A solution of borane–THF complex (1.89 ml ca. 1.0 M in THF, 1.89 mmol, 2 equiv.) was added to a solution of the allyl carbolactone 14
(286 mg, 0.94 mmol) in THF (5 ml), at 0 °C in an ice-bath. The solution was stirred for 1 hour, and a solution of sodium perborate (286 mg, 1.89 mmol) in water (5 ml) was added and the ice-bath removed. The solution was stirred for a further 2 hour at room temperature. The THF was removed at reduced pressure, the product was dissolved in ethyl acetate (20 ml) and washed with water (3 × 20 ml). The organic layer was dried with anhydrous Na2SO4 and the solvent removed at reduced pressure. The crude product was purified by column chromatography on silica gel, eluting with ethyl acetate–petroleum ether 40–60 (3 : 1). The carbolactone16
(94 mg, 31%) was obtained as a colourless oil. RF 0.22 [EtOAc–petroleum ether 40–60 (3 : 1)]; υmax
(NaCl)/cm−1 3452b (OH) and 1790s (CO), 1723s (CO) and 1601s (Ar); δH
(400 MHz, CDCl3): 8.10 (2 H, d, J
= 8.0 Hz), 7.60 (1 H, t, J
= 8.0 Hz), 7.46 (2 H, t, J
= 8.0 Hz), 5.20 (1 H, dd, J
= 5.0 and 2.3 Hz), 4.89 (1 H, t, J
= 5.0 Hz), 3.63 (2 H, m), 3.52 (1 H, s), 2.58–2.45 (2 H, m), 2.33 (1 H, dd, J
= 13.3 and 9.1 Hz), 2.23 (1 H, m), 1.86 (1 H, m), 1.75–1.60 (3 H, m), 1.50 (1 H, m); δC
(100 MHz, CDCl3): 181.2, 167.5, 135.8, 131.8, 131.5, 130.8, 77.8, 74.2, 72.9, 64.4, 39.5, 39.3, 39.2, 33.0, 32.9; HRMS calcd for C17H20O6Na: MNa+, 343.1143. Found: MNa+, 343.1158.
The lactone 16
(87 mg, 0.27 mmol) was dissolved in methanol (5 ml) and stirred in the presence of sodium methoxide (5 mg) for 2 hours at room temperature. The solvent was removed at reduced pressure, the crude product was taken in water (10 ml) and washed with diethyl ether (3 × 10 ml). The product was lyophilised to give ester17 as a colourless glass (66 mg, 98%). υmax
(Nujol)/cm−1 3330b (OH) and 1730b (OH); δH
(400 MHz, D2O): 3.66 (3 H, s), 3.60 (1 H, m), 3.50 (2 H, t, J
= 6.5 Hz), 3.08 (1 H, td, J
= 9.0 and 7.2 Hz), 1.99 (1 H, ddd, J
= 13.2, 4.0 and 3.1 Hz), 1.85−1.45 (6 H, m), 1.36 (1 H, m), 1.15 (1 H, m); δC
(100 MHz, DEPT, D2O): 178.7 (C), 79.6 (CH), 76.0 (C), 73.0 (CH), 63.3 (CH2), 54.6 (OMe), 42.3 (CH2), 39.7 (CH2), 38.3 (CH), 29.7 (CH2), 28.4 (CH2).

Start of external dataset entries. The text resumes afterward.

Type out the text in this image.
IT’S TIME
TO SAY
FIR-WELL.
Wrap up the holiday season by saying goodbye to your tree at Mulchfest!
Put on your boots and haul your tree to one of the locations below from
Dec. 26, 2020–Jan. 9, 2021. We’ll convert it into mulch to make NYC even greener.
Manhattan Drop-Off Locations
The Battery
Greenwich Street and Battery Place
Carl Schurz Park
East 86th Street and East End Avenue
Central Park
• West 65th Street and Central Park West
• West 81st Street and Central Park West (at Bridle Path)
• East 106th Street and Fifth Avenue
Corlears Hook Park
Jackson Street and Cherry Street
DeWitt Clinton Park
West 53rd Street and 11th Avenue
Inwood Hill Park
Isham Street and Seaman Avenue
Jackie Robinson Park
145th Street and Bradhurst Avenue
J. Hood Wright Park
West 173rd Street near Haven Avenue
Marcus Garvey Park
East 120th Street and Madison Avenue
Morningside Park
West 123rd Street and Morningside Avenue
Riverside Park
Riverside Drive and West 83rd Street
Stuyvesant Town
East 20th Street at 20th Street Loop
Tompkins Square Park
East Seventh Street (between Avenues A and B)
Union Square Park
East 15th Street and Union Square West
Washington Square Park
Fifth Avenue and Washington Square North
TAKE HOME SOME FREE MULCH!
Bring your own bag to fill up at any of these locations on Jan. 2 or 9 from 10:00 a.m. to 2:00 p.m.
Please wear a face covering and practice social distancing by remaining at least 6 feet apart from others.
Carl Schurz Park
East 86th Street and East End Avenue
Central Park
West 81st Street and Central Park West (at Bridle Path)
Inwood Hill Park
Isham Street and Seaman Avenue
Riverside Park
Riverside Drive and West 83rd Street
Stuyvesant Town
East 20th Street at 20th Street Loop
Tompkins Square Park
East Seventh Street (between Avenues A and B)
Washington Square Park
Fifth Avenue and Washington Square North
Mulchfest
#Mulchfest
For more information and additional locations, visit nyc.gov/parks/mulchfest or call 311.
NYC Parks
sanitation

(1S,3R,4R,5S)-5-(3′-Hydroxypropyl)-1,3,4-trihydroxycyclohexane-1-carboxylic acid (7)
The methyl ester 17
(10 mg, 0.040 mmol) was dissolved in water (2 ml), the pH adjusted to 12 with sodium hydroxide (10%) and the solution stirred at room temperature for 2 hours. The solution was acidified with Amberlite IR-120 (H+) ion-exchange resin, filtered and lyophilised to give the 3′-hydroxy acid7 as a colourless glass (6 mg, 65%); HPLC retention time (organic acids column): 28 minutes; υmax
(Nujol)/cm−1 3393b (OH) and 1711s (CO); δH
(400 MHz, D2O): 3.66 (1 H, ddd, J
= 11.8, 9.5 and 4.6 Hz), 3.54 (2 H, t, J
= 6.5 Hz), 3.12 (1 H, t, J
= 9.5 Hz), 2.02 (1 H, ddd, J
= 13.3, 4.6 and 3.1 Hz), 1.83–1.52 (6 H, m), 1.41 (1 H, ddd, J
= 17.1, 11.2 and 6.5 Hz), 1.20 (1 H, m); δC
(100 MHz, DEPT, D2O): 179.4 (C), 77.6 (CH), 74.2 (C), 70.4 (CH), 61.7 (CH2), 39.7 (CH2), 37.0 (CH2), 36.6 (CH), 27.8 (CH2), 26.5 (CH2); HRMS calcd for C10H18O6Na: MNa+, 257.1001. Found: MNa+, 257.1001.
(1S,3R,4R,5S)-5-(2′,3′-Dihydroxypropyl)-4-benzoyl-1-hydroxycyclohexane-1,3-carbolactone (18)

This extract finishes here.